La famille reprit son train accoutumé. On défit les paquets qu’on avait commencés ; on ne donna pas suite aux arrangements préliminaires qui devaient permettre de vivre avec la plus stricte économie ; le poney qui devait être vendu, et qu’on engraissait à cet effet avec de l’orge bouillie, dut se contenter de sa ration ordinaire ; on révoqua le congé donné à la vieille gouvernante ; il en fut de même à l’égard du jardinier.
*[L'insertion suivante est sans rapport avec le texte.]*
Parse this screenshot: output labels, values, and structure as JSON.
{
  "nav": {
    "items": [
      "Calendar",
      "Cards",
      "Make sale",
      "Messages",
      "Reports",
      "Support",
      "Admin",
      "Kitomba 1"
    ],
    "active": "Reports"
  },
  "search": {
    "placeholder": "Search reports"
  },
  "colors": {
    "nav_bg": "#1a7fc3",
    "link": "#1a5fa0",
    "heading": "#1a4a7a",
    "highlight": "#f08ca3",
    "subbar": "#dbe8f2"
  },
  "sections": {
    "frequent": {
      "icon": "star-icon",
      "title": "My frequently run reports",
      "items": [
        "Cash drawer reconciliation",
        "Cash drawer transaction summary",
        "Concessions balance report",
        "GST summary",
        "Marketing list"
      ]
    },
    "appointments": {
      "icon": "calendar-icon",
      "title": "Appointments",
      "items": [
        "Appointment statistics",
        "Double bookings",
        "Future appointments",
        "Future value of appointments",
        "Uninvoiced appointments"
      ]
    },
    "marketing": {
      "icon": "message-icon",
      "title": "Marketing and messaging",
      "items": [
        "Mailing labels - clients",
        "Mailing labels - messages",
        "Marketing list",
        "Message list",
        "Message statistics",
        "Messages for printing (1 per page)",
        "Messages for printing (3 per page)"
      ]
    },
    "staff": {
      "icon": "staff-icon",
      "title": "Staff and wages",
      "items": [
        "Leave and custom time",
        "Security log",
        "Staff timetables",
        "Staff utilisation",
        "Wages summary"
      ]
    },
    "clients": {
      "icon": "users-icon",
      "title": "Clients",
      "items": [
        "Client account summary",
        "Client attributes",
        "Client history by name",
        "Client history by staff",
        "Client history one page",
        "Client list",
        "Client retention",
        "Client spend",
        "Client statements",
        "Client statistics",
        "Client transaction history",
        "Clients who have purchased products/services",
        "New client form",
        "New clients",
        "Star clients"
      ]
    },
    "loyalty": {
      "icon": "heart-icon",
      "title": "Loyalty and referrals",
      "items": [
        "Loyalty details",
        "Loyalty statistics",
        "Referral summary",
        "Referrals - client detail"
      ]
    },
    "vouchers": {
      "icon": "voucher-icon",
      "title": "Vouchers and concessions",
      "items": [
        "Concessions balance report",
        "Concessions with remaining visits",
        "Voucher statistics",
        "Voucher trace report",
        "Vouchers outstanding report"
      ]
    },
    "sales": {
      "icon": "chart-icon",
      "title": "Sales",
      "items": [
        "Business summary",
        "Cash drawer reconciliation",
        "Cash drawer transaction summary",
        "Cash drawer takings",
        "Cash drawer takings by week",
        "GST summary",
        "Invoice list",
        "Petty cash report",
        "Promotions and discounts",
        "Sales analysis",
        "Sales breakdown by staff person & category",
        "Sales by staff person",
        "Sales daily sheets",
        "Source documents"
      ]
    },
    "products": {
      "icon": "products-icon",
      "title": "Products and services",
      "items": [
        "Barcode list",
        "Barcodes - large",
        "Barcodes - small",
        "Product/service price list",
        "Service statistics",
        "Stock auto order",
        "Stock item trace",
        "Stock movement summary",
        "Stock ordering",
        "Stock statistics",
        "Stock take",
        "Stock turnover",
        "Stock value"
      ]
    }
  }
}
On ne saurait dire avec quelle promptitude le nouveau ministre prit la place du défunt aux yeux des habitants de Hurst-Staple. Si M. Wilkinson père avait pu sortir de son tombeau au bout de trois mois, force lui eût été de reconnaître qu’il n’avait pas laissé un grand vide. Une élégante tablette de marbre rappelait sa mémoire, et tout était dit. Le bonnet de veuve de madame Wilkinson donna d’abord, il est vrai, un aspect étrange au cercle de famille ; mais c’est singulier, comme l’œil s’habitue à tout, — même à la vue d’un bonnet de veuve !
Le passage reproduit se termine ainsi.